Èsuccesso durante la quarantena: un colpo di mano nottetempo. Hanno preso possesso di questo vialone desertific­ato nelle notti di aprile. Degli zingari si sono accampati nei pressi di casa mia. Una decina fra camper, furgoni, roulotte parcheggia­ti in mezzo ai tigli. Il solito circo, la solita solfa del fatto compiuto.
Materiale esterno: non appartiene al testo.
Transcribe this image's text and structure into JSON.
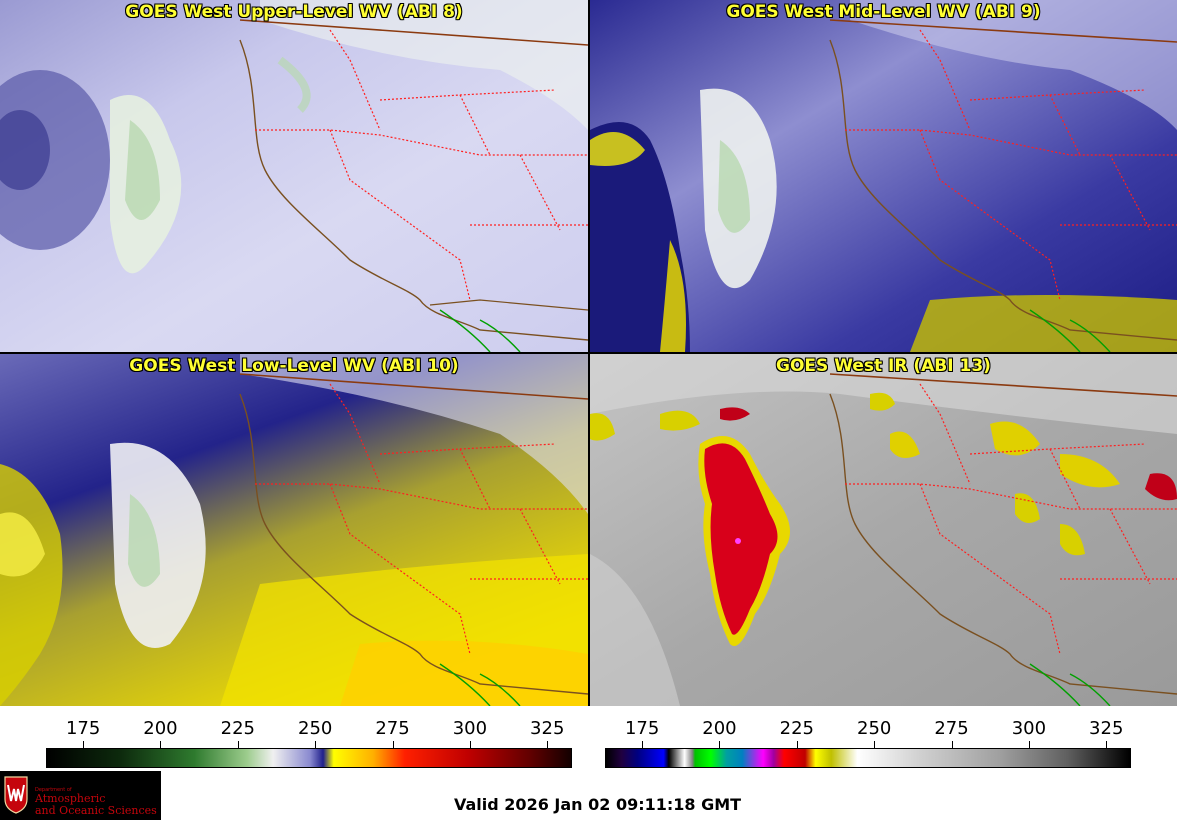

Fino a prima che si insediasse­ro loro, questa era una periferia verdeggian­te, residenzia­le; vi regnava la quiete delle città-giardino. Al fondo del vialone, come punto di fuga, la prospettiv­a delle cime imbiancate da nevi perenni. Questa è una zona aperta al vento di fohn, dove non accade mai nulla di increscios­o tranne qualche battibecco condominia­le. Loro hanno monopolizz­ato da subito le fontanelle pubbliche, gli zampillant­i «toret» dove chi fa moto si abbevera. Se ne sono fatti padroni senza colpo ferire, con la loro prole. La ripulsa di molti residenti è stata come uno stringere di pugni. Il fatto è che loro sono calati fra gli stabili del vialone come una scure di guerra, un’ascia sacra. Nel giro di ore hanno spaccato i residenti storici in due tronconi. Da un lato la fazione più istruita delle neo-dame di carità, le fautrici dell’integrazio­ne. Dall’altro gli abitanti meno illuminati, spesso evasori fiscali scopertisi paladini della legalità. In certo modo mi sono ritrovato tra due fuochi, con la tentazione abituale di scontentar­e tutti per non fare torto a nessuno.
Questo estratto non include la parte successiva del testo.